The first attack saw gunmen arrive by three-wheel taxis and open fire. At least eight female vaccinators died in that attack, witnesses said. The second attack, saw another four people killed. The witnesses spoke on condition of anonymity out of fear of angering the radical sect known as Boko Haram. Boko Haram, whose name means "Western education is sacrilege" in the Hausa language, has been behind a series of violent attacks across northern Nigeria as part of its fight against the country's weak central government. It is blamed for killing at least 792 people last year, including a single attack in Kano last January that killed at least 185.

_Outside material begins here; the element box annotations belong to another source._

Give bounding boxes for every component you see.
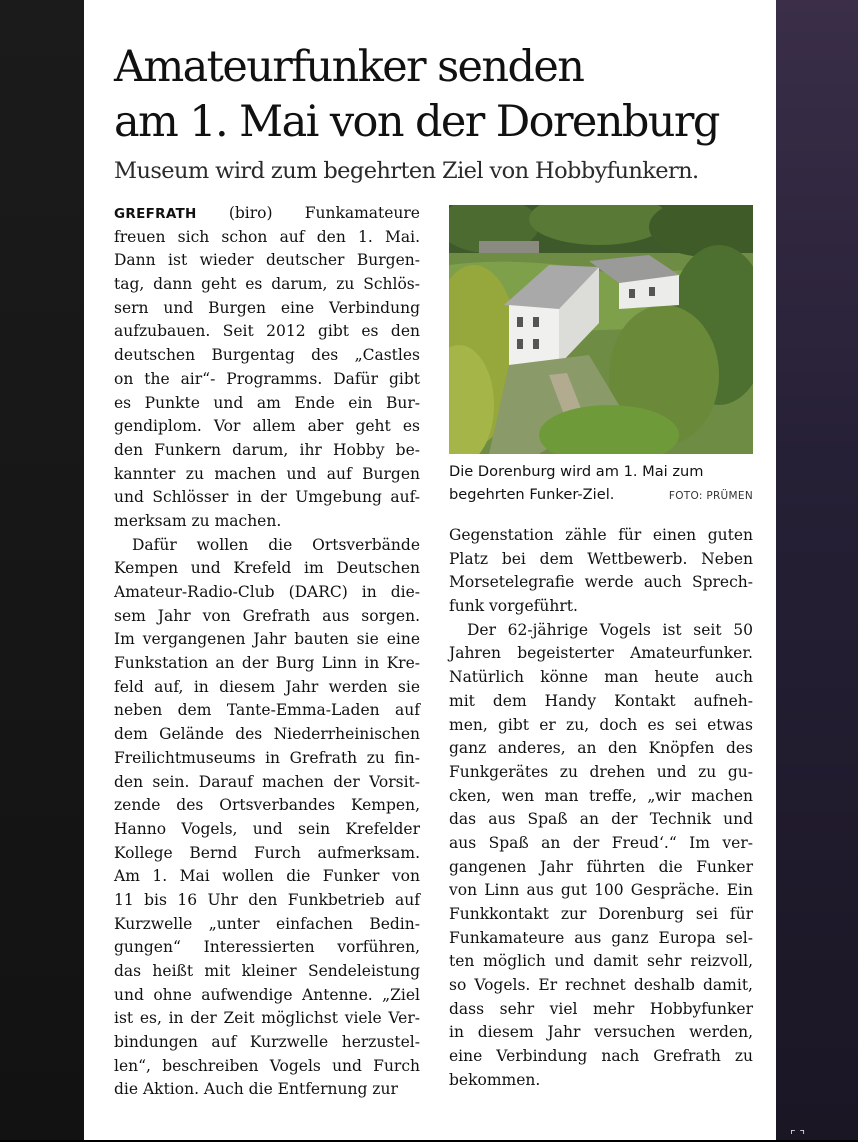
headline-line: Amateurfunker senden	[114, 42, 584, 92]
article-line: den Funkern darum, ihr Hobby be-	[114, 440, 420, 459]
article-line: sem Jahr von Grefrath aus sorgen.	[114, 606, 420, 625]
article-line: feld auf, in diesem Jahr werden sie	[114, 677, 420, 696]
article-line: on the air“- Programms. Dafür gibt	[114, 369, 420, 388]
article-line: freuen sich schon auf den 1. Mai.	[114, 227, 420, 246]
article-line: Dafür wollen die Ortsverbände	[132, 535, 420, 554]
article-line: bekommen.	[449, 1070, 541, 1089]
article-line: 11 bis 16 Uhr den Funkbetrieb auf	[114, 890, 420, 909]
article-line: gungen“ Interessierten vorführen,	[114, 938, 420, 957]
article-line: Hanno Vogels, und sein Krefelder	[114, 819, 420, 838]
article-line: Dann ist wieder deutscher Burgen-	[114, 251, 420, 270]
article-line: gendiplom. Vor allem aber geht es	[114, 417, 420, 436]
castle-photo	[449, 205, 753, 454]
article-line: Natürlich könne man heute auch	[449, 668, 753, 687]
article-line: sern und Burgen eine Verbindung	[114, 298, 420, 317]
article-line: Amateur-Radio-Club (DARC) in die-	[114, 583, 420, 601]
left-background	[0, 0, 84, 1140]
article-line: den sein. Darauf machen der Vorsit-	[114, 772, 420, 791]
article-line: neben dem Tante-Emma-Laden auf	[114, 701, 420, 720]
article-line: deutschen Burgentag des „Castles	[114, 346, 420, 365]
article-line: es Punkte und am Ende ein Bur-	[114, 393, 420, 412]
dateline-place: GREFRATH	[114, 206, 197, 222]
article-line: mit dem Handy Kontakt aufneh-	[449, 691, 753, 710]
article-line: das heißt mit kleiner Sendeleistung	[114, 962, 420, 980]
article-line: Am 1. Mai wollen die Funker von	[114, 867, 420, 886]
article-line: men, gibt er zu, doch es sei etwas	[449, 715, 753, 734]
article-line: kannter zu machen und auf Burgen	[114, 464, 420, 483]
article-line: dem Gelände des Niederrheinischen	[114, 725, 420, 744]
photo-caption	[449, 460, 753, 508]
newspaper-clipping	[84, 0, 776, 1140]
right-background	[776, 0, 858, 1140]
article-line: und ohne aufwendige Antenne. „Ziel	[114, 985, 420, 1004]
article-line: Funkamateure aus ganz Europa sel-	[449, 928, 753, 947]
article-line: aus Spaß an der Freud‘.“ Im ver-	[449, 833, 753, 852]
article-line	[114, 202, 420, 226]
article-line: eine Verbindung nach Grefrath zu	[449, 1047, 753, 1066]
article-line: len“, beschreiben Vogels und Furch	[114, 1056, 420, 1075]
article-line: aufzubauen. Seit 2012 gibt es den	[114, 322, 420, 341]
dateline-author: (biro)	[228, 204, 273, 222]
article-line: ganz anderes, an den Knöpfen des	[449, 739, 753, 758]
article-line: Freilichtmuseums in Grefrath zu fin-	[114, 748, 420, 767]
caption-line: Die Dorenburg wird am 1. Mai zum	[449, 463, 704, 480]
castle-photo-illustration	[449, 205, 753, 454]
expand-icon[interactable]: ⌜ ⌝	[790, 1128, 806, 1142]
article-line: Der 62-jährige Vogels ist seit 50	[467, 620, 753, 639]
article-line: Kollege Bernd Furch aufmerksam.	[114, 843, 420, 862]
article-line: Gegenstation zähle für einen guten	[449, 526, 753, 544]
article-line: die Aktion. Auch die Entfernung zur	[114, 1080, 398, 1099]
article-text: Funkamateure	[304, 204, 420, 222]
headline-line: am 1. Mai von der Dorenburg	[114, 97, 719, 147]
article-line: so Vogels. Er rechnet deshalb damit,	[449, 976, 753, 995]
article-line: Funkkontakt zur Dorenburg sei für	[449, 905, 753, 923]
article-line: Kurzwelle „unter einfachen Bedin-	[114, 914, 420, 933]
article-line: zende des Ortsverbandes Kempen,	[114, 796, 420, 815]
article-line: Kempen und Krefeld im Deutschen	[114, 559, 420, 578]
article-line: Funkgerätes zu drehen und zu gu-	[449, 762, 753, 781]
headline	[114, 40, 754, 150]
article-line: merksam zu machen.	[114, 511, 282, 530]
article-column-left	[114, 202, 420, 1102]
article-line: Funkstation an der Burg Linn in Kre-	[114, 654, 420, 673]
article-line: Platz bei dem Wettbewerb. Neben	[449, 549, 753, 568]
photo-credit: FOTO: PRÜMEN	[668, 490, 753, 502]
article-line: gangenen Jahr führten die Funker	[449, 857, 753, 876]
article-line: Im vergangenen Jahr bauten sie eine	[114, 630, 420, 649]
article-line: bindungen auf Kurzwelle herzustel-	[114, 1033, 420, 1052]
article-line: funk vorgeführt.	[449, 597, 578, 616]
article-line: cken, wen man treffe, „wir machen	[449, 786, 753, 805]
article-line: Jahren begeisterter Amateurfunker.	[449, 644, 753, 663]
article-line: das aus Spaß an der Technik und	[449, 810, 753, 829]
article-line: in diesem Jahr versuchen werden,	[449, 1023, 753, 1042]
article-column-right	[449, 524, 753, 1093]
article-line: dass sehr viel mehr Hobbyfunker	[449, 999, 753, 1018]
caption-text: begehrten Funker-Ziel.	[449, 486, 615, 503]
article-line: tag, dann geht es darum, zu Schlös-	[114, 275, 420, 294]
article-line: Morsetelegrafie werde auch Sprech-	[449, 573, 753, 592]
subheadline: Museum wird zum begehrten Ziel von Hobbyfunkern.	[114, 158, 699, 184]
caption-line	[449, 483, 753, 506]
article-line: ten möglich und damit sehr reizvoll,	[449, 952, 753, 971]
article-line: und Schlösser in der Umgebung auf-	[114, 488, 420, 507]
article-line: ist es, in der Zeit möglichst viele Ver-	[114, 1009, 420, 1028]
article-line: von Linn aus gut 100 Gespräche. Ein	[449, 881, 753, 900]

Suspicion of Western motives


Some communities have long-held beliefs that the motives of the polio vaccinators are not benign. In South Asia and sub-Saharan Africa militants have been spreading paranoid conspiracy theories about vaccines for years. Parents and families have been told that they are pointless, poisonous, covert shields for nefarious government agendas meant to do children harm. In 2003, a group of imams in the Nigerian state of Kano began preaching against polio vaccination, contending that what purported to be a protective act was actually a covert campaign by Western powers to sterilize and kill Muslim children. The president of Nigeria’s Supreme Council for Sharia Law told the BBC: “There were strong reasons to believe that the polio immunisation vaccine was contaminated with anti-fertility drugs,...certain virus that cause HIV/AIDS, ....with Simian virus that are likely to cause cancers.”


The Hunt for bin Laden and the covert operators who posed as vaccinators


Such accusations undoubtedly caused years of delay to polio eradication, but by the end of 2010 the End polio Now Campaign truly felt that it had succeeded in winning over hearts and minds in the last three countries where polio was still endemic - Nigeria, Pakistan and Afghanistan. Then in 2011, according to The Guardian and The New York Times the CIA decided to use a fake vaccination program for Hepatitis B in the hunt for Osama bin Laden. The CIA needed to prove that the family in the compound in Abbottobad were the bin Ladens, and the idea was that a local doctor would somehow obtain DNA samples from children in the compound while they were being vaccinated, and these samples could then be compared with the DNA of Bin Laden's sister, who died in America in 2010.


There is no evidence the “vaccinations” produced DNA that helped identify bin Laden. The physician named in the article has been arrested by the Pakistani security forces, and the CIA has understandably refused any comment. But the allegation that a vaccine program was not what it seemed — that it was not only suspect, but justifiably suspect — has been very widely reported.


This is truly awful. The use of a vaccination campaign as part of a covert espionage operation, and the subsequent discovery of the fact that a campaign has been used in this way has played into to the hands of the most paranoid believers in conspiracy theories.


Thirty years ago, when End polio Now began, there were over 350,000 new cases every year in over twenty countries, this declined to 222 cases in five countries last year. A decade ago, Nigeria was forced to suspend polio vaccination for almost a year because of these paranoid rumours. This sparked an explosion of polio cases, not just in Nigeria, but in 20 other countries that previously had been declared polio-free. Let us hope that this doesn't happen again.